Expositor's Greek Testament, on Acts 5:6, remarks that those who carried out and buried Ananias are called οἱ νεώτεροι—“the young men”—and in the case of Sapphira they were οἱ νεανίσκοι—meaning the same thing. “Upon the natural distinction between πρεσβύτεροι and νεώτεροι—elders and young men—it may well have been that official duties in the church were afterward based.” Dr. Leonard Bacon thought that the apostles included the whole membership in the “we,” when they said: “It is not fit that we should forsake the word of God, and serve tables.” The deacons, on this interpretation, were chosen to help the whole church in temporal matters.
In Rom. 16:1, 2, we have apparent mention of a deaconess—“I commend unto you Phœbe our sister, who is a servant [marg.: ‘deaconess’] of the church that is at Cenchreæ ... for she herself also hath been a helper of many, and of mine own self.” See also 1 Tim. 3:11—“Women in like manner must be grave, not slanderers, temperate, faithful in all things”—here Ellicott and Alford claim that the word “women”refers, not to deacons' wives, as our Auth. Vers. had it, but to deaconesses. Dexter, Congregationalism, 69, 132, maintains that the office of deaconess, though it once existed, has passed away, as belonging to a time when men could not, without suspicion, minister to women.
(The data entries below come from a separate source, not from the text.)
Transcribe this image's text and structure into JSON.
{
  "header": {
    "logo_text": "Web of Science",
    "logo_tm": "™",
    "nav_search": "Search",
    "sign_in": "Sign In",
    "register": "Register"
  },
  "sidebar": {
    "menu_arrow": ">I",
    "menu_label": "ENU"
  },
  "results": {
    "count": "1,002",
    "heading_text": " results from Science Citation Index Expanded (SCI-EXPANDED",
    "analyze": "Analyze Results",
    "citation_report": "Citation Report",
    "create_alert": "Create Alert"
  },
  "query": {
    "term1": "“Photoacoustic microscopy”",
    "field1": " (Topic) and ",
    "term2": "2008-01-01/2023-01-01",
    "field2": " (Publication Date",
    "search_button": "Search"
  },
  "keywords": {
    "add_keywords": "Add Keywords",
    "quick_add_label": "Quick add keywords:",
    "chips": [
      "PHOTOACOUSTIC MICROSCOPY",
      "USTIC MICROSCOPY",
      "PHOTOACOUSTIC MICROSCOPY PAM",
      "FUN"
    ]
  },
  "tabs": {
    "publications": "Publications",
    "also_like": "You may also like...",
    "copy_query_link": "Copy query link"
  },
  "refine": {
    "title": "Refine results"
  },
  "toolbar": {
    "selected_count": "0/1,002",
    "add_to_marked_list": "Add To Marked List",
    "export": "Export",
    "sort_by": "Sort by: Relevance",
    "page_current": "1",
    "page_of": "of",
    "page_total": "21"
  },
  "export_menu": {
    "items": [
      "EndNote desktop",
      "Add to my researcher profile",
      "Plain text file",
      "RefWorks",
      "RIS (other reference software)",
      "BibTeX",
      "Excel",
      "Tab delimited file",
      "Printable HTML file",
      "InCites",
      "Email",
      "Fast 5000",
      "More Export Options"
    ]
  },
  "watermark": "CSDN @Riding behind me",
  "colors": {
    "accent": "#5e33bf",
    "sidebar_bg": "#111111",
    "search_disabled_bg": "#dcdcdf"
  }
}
This view that there are temporary offices in the church does not, however, commend itself to us. It is more correct to say that there is yet doubt whether there was such an office as deaconess, even in the early church. Each church has a right in this matter to interpret Scripture for itself, and to act accordingly. An article in the Bap. Quar., 1869:40, denies the existence of any diaconal rank or office, for male or female. Fish, in his Ecclesiology, holds that Stephen was a deacon, but an elder also, and preached as elder, not as deacon,—Acts 6:1-4 being called the institution, not of the diaconate, but of the Christian ministry. The use of the phrase διακονεῖν τραπέζαις, and the distinction between the diaconate and the pastorate subsequently made in the Epistles, seem to refute this interpretation. On the fitness of women for the ministry of religion, see F. P. Cobbe, Peak of Darien, 199-262; F. E. Willard, Women in the Pulpit; B. T. Roberts, Ordaining Women. On the general subject, see Howell, The Deaconship; Williams, The Deaconship; Robinson, N. T. Lexicon, ἀντιλήψις. On the Claims of the Christian Ministry, and on Education for the Ministry, see A. H. Strong, Philosophy and Religion, 269-318, and Christ in Creation, 314-331.